L’hydrogène naturel dissous
FDE n’est plus au stade de la recherche d’hydrogène… il a été trouvé !
Jamais de telles quantités n’avaient été mesurées auparavant.

Où FDE a trouvé l’hydrogène ?
L’hydrogène est une molécule instable dans l’atmosphère : elle ne se concentre pas dans notre environnement quotidien. En revanche, dans le milieu géologique profond, privé d’oxygène (milieu anaérobique), cette molécule reste stable. Pour trouver des concentrations significatives d’hydrogène, il faut donc aller explorer le sous-sol.
À l’origine, une découverte scientifique lorraine…
En explorant le sous-sol lorrain avec FDE, deux chercheurs du CNRS et de l’Université de Lorraine, Philippe de Donato et Jacques Pironon, ont fait une découverte inattendue. Au fur et à mesure de la descente dans le sous-sol, les instruments de mesure (développés par les partenaires du consortium Regalor dont Solexperts) ont mis en évidence une concentration accrue d’hydrogène naturel dissous dans l’eau. Jamais de telles quantités n’avaient été mesurées auparavant.
…et une avancée à portée mondiale
À 1 000 mètres de profondeur, les analyses ont révélé une concentration de 20 % d’hydrogène naturel dissous dans l’eau. Après avoir échantillonné cet hydrogène naturel pendant plusieurs mois et réalisé de nombreuses analyses sur sa nature, sa composition… les chercheurs ont formulé l’hypothèse qu’à 3 000 mètres, ce taux pourrait atteindre 77 %. Une découverte qui ouvre la voie à des perspectives énergétiques majeures pour la Région Grand Est et plus largement la France.
Pourquoi trouve-t-on de l’hydrogène dans le sous-sol lorrain ?
Des molécules d’hydrogène se sont accumulées dans les aquifères profonds du carbonifère lorrain.

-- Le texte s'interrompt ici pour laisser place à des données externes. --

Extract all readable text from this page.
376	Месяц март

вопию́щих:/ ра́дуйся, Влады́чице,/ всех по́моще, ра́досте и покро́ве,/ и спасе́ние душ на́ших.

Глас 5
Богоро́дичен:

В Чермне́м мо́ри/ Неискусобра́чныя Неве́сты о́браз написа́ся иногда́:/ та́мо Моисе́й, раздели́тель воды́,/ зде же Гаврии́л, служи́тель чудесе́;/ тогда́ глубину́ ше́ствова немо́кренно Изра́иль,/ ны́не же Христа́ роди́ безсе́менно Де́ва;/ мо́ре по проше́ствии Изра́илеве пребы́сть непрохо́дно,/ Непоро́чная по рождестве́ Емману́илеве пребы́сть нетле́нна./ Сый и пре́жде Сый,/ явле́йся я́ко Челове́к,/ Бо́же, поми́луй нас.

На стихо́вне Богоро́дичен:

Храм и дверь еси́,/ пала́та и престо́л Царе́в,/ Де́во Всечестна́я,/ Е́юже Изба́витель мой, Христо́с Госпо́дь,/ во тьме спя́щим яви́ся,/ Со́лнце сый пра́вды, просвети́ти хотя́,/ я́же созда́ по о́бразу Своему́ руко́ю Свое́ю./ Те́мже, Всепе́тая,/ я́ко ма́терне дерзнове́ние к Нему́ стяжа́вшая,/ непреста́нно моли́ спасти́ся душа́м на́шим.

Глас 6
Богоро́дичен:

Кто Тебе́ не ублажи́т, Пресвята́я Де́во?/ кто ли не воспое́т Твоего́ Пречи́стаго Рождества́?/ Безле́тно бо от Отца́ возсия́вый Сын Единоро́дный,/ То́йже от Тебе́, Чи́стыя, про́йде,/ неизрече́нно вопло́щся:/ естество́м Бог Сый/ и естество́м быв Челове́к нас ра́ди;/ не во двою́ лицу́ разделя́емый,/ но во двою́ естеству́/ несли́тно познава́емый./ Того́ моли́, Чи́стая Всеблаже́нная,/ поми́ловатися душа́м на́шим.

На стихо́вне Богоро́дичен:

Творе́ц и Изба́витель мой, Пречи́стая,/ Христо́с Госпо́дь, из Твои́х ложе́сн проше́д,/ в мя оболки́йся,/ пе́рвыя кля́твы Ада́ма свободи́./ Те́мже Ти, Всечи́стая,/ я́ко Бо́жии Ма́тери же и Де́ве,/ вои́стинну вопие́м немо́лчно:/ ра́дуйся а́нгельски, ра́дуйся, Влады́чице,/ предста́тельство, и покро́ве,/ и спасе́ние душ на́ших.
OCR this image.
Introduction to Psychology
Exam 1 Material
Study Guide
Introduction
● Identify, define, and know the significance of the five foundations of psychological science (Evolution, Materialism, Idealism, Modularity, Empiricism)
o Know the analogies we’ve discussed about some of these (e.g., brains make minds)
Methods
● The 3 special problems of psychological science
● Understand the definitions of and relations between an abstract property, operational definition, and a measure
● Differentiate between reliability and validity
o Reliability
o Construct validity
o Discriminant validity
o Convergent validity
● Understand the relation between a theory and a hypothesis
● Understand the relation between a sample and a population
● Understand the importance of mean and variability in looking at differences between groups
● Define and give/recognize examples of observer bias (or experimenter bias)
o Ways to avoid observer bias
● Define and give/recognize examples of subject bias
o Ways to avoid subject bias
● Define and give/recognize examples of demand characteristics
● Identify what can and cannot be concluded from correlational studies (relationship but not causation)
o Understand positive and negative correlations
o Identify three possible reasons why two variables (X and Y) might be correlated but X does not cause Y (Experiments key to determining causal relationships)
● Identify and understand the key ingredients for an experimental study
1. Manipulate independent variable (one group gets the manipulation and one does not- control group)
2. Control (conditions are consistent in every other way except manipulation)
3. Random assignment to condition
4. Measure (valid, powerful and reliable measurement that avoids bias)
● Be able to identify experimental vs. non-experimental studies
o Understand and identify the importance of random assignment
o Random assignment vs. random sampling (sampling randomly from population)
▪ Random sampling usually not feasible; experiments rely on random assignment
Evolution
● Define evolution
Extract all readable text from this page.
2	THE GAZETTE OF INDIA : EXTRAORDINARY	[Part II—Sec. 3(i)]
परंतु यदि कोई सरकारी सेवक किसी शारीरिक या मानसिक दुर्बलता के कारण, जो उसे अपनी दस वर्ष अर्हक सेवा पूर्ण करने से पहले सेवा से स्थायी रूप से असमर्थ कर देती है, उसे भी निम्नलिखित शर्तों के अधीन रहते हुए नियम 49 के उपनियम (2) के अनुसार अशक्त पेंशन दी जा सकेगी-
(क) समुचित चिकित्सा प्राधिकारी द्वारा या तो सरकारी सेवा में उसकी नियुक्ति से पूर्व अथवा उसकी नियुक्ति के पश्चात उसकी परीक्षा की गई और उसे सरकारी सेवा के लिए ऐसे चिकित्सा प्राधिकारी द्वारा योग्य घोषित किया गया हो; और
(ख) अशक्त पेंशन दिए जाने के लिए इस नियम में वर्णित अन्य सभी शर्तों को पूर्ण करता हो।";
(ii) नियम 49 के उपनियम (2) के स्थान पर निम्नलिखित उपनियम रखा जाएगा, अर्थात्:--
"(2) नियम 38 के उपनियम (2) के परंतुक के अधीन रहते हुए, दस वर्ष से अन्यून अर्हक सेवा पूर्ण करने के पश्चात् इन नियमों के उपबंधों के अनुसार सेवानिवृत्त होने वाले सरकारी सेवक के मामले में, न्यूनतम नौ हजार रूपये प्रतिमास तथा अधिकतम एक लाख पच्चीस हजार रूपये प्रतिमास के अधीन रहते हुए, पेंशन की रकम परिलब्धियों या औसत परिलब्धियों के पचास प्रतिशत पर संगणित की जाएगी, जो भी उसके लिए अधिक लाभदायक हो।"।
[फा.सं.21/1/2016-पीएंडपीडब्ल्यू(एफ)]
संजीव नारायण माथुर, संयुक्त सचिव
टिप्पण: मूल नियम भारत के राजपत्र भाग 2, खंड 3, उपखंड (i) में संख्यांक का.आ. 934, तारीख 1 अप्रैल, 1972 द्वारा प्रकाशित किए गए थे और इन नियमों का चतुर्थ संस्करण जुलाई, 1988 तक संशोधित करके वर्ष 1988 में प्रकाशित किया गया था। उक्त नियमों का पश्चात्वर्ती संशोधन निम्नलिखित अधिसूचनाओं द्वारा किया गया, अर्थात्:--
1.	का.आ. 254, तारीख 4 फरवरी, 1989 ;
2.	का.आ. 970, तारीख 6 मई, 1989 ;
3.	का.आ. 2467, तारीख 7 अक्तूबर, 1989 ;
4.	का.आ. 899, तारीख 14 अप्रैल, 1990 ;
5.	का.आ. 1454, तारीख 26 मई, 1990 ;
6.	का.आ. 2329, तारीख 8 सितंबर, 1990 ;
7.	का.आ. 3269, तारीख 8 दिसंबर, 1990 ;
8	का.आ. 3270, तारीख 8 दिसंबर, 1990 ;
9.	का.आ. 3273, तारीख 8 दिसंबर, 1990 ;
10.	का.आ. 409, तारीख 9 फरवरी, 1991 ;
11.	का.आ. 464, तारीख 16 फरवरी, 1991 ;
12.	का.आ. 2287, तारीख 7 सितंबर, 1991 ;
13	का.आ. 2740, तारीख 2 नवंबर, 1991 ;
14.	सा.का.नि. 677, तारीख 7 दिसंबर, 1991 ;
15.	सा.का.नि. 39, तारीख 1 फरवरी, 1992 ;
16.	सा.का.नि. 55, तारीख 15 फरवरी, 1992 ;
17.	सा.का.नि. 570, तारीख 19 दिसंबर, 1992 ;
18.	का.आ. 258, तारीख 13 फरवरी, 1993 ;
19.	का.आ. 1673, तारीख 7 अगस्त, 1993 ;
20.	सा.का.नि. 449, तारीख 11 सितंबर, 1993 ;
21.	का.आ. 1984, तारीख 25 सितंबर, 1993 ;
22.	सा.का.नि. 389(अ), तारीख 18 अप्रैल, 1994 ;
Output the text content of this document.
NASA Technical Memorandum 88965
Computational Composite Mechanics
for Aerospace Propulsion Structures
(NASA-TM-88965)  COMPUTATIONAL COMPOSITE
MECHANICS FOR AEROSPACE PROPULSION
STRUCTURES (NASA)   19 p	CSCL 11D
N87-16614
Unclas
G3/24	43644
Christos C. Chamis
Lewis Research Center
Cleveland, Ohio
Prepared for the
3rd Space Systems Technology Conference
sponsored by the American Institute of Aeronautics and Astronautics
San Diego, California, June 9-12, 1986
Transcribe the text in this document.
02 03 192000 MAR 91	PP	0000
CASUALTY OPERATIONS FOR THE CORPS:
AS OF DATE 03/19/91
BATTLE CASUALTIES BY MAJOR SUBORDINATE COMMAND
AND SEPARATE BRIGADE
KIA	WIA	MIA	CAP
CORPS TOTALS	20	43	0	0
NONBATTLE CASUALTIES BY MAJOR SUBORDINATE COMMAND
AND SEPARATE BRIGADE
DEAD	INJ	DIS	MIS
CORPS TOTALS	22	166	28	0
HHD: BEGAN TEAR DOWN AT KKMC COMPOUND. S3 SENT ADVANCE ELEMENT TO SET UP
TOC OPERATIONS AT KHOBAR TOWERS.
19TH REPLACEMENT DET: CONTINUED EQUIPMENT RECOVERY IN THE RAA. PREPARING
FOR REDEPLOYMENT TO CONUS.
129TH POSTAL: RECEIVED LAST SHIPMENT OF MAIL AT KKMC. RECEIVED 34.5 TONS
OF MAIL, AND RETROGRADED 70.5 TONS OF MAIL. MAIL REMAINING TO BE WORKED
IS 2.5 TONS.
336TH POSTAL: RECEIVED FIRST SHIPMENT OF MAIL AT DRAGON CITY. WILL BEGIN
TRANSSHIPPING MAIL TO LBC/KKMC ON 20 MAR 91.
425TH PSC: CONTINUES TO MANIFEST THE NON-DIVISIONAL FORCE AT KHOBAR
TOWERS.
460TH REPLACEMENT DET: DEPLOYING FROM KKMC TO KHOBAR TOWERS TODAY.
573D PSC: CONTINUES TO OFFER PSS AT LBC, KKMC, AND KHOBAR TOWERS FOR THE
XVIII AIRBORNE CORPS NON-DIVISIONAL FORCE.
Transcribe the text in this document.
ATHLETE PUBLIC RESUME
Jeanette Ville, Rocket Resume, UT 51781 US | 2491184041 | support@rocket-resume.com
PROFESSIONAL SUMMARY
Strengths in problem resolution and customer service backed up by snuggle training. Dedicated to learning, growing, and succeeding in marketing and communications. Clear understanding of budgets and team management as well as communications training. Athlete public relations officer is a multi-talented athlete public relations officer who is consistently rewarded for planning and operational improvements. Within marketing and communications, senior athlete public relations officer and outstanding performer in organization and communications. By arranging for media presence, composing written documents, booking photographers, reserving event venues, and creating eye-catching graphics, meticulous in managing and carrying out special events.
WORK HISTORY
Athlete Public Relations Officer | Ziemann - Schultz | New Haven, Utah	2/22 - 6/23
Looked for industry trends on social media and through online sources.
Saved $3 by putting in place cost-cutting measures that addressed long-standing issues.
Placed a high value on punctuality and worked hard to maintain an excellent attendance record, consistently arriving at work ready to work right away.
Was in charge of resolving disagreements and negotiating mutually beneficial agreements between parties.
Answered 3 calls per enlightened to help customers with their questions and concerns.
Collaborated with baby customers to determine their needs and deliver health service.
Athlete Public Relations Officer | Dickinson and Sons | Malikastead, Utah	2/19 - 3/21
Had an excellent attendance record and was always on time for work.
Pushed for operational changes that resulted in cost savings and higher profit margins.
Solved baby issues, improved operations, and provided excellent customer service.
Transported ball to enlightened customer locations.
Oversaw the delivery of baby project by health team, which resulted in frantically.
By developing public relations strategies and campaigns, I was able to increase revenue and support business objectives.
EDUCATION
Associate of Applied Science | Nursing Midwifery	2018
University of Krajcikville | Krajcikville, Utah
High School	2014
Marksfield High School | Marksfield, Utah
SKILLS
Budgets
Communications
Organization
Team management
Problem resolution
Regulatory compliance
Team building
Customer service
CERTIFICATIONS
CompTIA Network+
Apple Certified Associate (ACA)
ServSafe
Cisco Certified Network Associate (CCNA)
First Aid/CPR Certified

Une hypothèse avancée par les chercheurs est qu’elles proviennent d’une réaction géochimique entre l’eau et certains minéraux riches en fer. Cette réaction d’oxydoréduction pourrait se reproduire en continu et constituer ainsi une source renouvelable d’hydrogène. Sa formation exige toutefois des conditions extrêmes : une température d’au moins 150 °C et une forte pression, que l’on retrouve typiquement à 4 000 mètres de profondeur.
Les programmes de recherche à venir auront pour objectif de confirmer cette hypothèse et d’en évaluer tout le potentiel.
Comment capter l’hydrogène dissous dans l’eau ?
La base de la technologie utilisée est la même que celle de la sonde utilisée par notre équipe de scientifiques pour aller mesurer directement dans le sol les teneurs en gaz.
Un forage va permettre de descendre jusqu’à 4 000 mètres de profondeur pour atteindre l’aquifère. Une fois le puits réalisé, une membrane semi-perméable sépare le gaz de l’eau en profondeur. La différence de pression entre les couches souterraines et l’atmosphère entraîne alors la remontée naturelle de tous les gaz vers la surface. On peut comparer ce phénomène à l’ouverture d’une bouteille de champagne : le gaz s’échappe, tandis que le liquide reste dans le flacon.
« On ne touche à rien, on ne remonte pas d'eau, on ne remonte pas de matière. Donc, dans l'état actuel, on ne peut pas faire moins traumatique vis-à-vis du sous-sol, de la géosphère, de ce qui est en dessous de nos pieds, que ce type d'extraction. »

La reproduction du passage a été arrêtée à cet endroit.